Avocat depuis 1970, il a un doctorat de Harvard en administration. Il a dirigé le Fonds de solidarité de la FTQ pendant 7 ans, de 1994 à 2001, après avoir été, pendant 10 ans, l'un des vice-présidents de Metro-Richelieu, puis de Culinar. Un peu militant sur le plan social, il était là à la création d'Oxfam-Québec, avec le futur banquier Jacques Ménard, une autre amitié qui a résisté au temps. Il a siégé pendant des années aux conseils de Carbone 14 et de la Fondation de la tolérance, où il s'est lié d'amitié avec Yvon Deschamps. «Il a servi sa communauté toute sa vie, plus souvent qu'à son tour», résume le banquier Jacques Ménard, un voisin, parrain de la fille de Bachand.

Son père, André, universitaire réputé, disparu l'an dernier, était un ami de Daniel Johnson, le premier ministre unioniste. Les destins de leurs fils seront aussi soudés.

Raymond Bachand et Pierre Marc Johnson seront, en culottes courtes, déjà complices. C'est Bachand qui l'attire au Parti québécois, alors naissant. Quand Johnson se présente dans Anjou, Bachand étudie à Boston, mais sa valise est prête.

Devenu ministre du Travail en 1977, Johnson garde naturellement son ami près de lui, comme chef de cabinet. «C'est un planificateur exceptionnel, il a le sens de l'organisation. Un raisonnement d'ingénieur chez un avocat, cela fait un bon mélange», explique aujourd'hui Johnson.

Insuccès

Des fausses balles? Il a été du sauvetage raté des Expos, opération qui lui laisse un goût amer. Bachand est un fan, il allait voir les Royaux avec son père. Jeffrey Loria met la main sur le club, qu'il revend rapidement. «On s'est fait avoir», reconnaît facilement Bachand aujourd'hui.

Il a aussi défendu la Gaspésia, un naufrage financier pour le Fonds. «La technologie existait, le projet d'une papeterie spécialisée était viable; c'est le chantier qui a dérapé», insiste-t-il. Plus tard, à titre de ministre de l'Industrie, il défendra vigoureusement l'idée de réserver à Bombardier la construction des nouveaux wagons du métro de Montréal. Le tribunal renverra Québec faire ses devoirs et forcera l'entrée d'Alstom.

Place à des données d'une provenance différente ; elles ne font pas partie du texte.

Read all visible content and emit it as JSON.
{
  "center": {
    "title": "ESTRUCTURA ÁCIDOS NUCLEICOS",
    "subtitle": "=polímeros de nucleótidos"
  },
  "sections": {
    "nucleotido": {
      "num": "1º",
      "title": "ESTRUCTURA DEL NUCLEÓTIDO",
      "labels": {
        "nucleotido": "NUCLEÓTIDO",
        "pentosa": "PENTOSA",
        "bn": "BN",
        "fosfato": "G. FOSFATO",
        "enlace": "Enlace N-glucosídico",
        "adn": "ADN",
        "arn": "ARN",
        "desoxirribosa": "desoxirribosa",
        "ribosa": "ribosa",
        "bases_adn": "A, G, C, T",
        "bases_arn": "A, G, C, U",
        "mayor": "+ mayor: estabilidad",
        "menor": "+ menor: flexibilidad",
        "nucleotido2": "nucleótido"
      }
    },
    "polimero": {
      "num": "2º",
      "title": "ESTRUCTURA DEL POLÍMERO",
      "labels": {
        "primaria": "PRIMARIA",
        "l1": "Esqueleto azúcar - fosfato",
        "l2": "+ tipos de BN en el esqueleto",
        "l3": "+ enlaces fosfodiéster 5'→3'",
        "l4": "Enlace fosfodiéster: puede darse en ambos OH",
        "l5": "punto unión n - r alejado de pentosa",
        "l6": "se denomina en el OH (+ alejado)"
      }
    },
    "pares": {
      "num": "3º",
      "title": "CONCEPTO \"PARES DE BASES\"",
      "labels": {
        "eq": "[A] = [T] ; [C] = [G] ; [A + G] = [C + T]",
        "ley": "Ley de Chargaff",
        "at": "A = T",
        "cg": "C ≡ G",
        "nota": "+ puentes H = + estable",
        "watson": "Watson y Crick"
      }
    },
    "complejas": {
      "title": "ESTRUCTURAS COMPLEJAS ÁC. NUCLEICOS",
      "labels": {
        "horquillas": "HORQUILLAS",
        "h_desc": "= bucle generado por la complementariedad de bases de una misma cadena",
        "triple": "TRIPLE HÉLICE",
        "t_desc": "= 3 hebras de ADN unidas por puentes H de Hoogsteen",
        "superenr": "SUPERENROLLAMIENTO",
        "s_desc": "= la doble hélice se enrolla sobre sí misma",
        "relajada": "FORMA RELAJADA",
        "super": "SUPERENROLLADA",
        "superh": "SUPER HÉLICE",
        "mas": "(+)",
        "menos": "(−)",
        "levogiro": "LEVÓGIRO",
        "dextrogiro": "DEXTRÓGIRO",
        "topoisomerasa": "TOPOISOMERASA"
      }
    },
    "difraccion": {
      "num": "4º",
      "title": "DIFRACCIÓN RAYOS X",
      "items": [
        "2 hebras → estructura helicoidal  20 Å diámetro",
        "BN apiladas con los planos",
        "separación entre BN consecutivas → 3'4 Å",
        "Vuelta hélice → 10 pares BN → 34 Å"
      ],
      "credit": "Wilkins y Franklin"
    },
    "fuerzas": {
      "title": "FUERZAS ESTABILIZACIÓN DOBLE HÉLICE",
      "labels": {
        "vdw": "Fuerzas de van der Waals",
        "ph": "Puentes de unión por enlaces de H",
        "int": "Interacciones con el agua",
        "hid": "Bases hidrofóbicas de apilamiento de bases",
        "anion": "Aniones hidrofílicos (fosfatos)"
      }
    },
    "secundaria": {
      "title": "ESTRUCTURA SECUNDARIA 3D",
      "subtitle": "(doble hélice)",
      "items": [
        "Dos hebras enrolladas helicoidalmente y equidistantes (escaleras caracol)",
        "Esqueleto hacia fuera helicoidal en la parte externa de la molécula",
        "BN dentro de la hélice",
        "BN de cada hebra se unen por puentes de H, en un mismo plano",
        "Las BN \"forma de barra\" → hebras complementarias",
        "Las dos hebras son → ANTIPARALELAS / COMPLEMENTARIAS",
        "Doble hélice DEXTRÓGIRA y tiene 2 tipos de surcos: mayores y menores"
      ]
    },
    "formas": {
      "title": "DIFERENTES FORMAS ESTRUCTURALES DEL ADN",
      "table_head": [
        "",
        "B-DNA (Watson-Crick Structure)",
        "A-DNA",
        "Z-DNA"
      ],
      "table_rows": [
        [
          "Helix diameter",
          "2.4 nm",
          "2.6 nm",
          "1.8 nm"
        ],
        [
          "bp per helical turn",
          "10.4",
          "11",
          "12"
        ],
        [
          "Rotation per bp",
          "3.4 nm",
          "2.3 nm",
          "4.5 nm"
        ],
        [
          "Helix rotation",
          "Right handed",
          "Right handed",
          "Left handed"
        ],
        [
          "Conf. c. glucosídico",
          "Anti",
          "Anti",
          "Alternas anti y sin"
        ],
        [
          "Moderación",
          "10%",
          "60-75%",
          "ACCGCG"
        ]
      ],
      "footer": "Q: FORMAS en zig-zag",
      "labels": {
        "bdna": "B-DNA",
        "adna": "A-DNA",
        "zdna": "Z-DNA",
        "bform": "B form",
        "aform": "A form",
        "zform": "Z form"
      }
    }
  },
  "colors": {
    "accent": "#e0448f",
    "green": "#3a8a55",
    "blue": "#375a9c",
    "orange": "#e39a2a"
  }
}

«Je suis un bâtisseur. Après, je perds intérêt», soutient Bachand. D'autres le voient autrement. D'abord, le démarchage pour les contrats n'a jamais été sa tasse de thé. «Il est plutôt gestionnaire qu'entrepreneur. C'est d'abord quelqu'un qui écoute», résume Marcel Côté, son ex-associé à SECOR.

Dans l'entrevue de près d'une heure qu'il nous a accordée, il parle abondamment de son parcours souverainiste. Soudain, il observe, amusé: «Ça va faire un papier péquiste... C'est pas bien bon!» Pensée fugitive pour ce défroqué de l'indépendance, dont on pense qu'il voudrait succéder à Jean Charest.

Ses proches prédisent qu'il ne sera pas sur la ligne de départ. «Il en a déjà plein ses bottes avec ses responsabilités aux Finances et je ne pense pas qu'à 63 ans, on planifie encore 10 ans de carrière», résume Jacques Rochefort. Bachand a eu sa douche froide: un sondage CROP a montré récemment que, comme chef libéral, il aurait moins de succès que l'impopulaire Charest.

Son passé péquiste est un obstacle, dit-on au PLQ. Son âge en est un autre. Bachand vient toutefois de déposer un budget qui incite les gens à reporter leur retraite... «Je ne réfléchis pas à ça. Jean Charest est là pour 10 ans. Je serai parti avant lui», réplique-t-il comme pour s'en convaincre.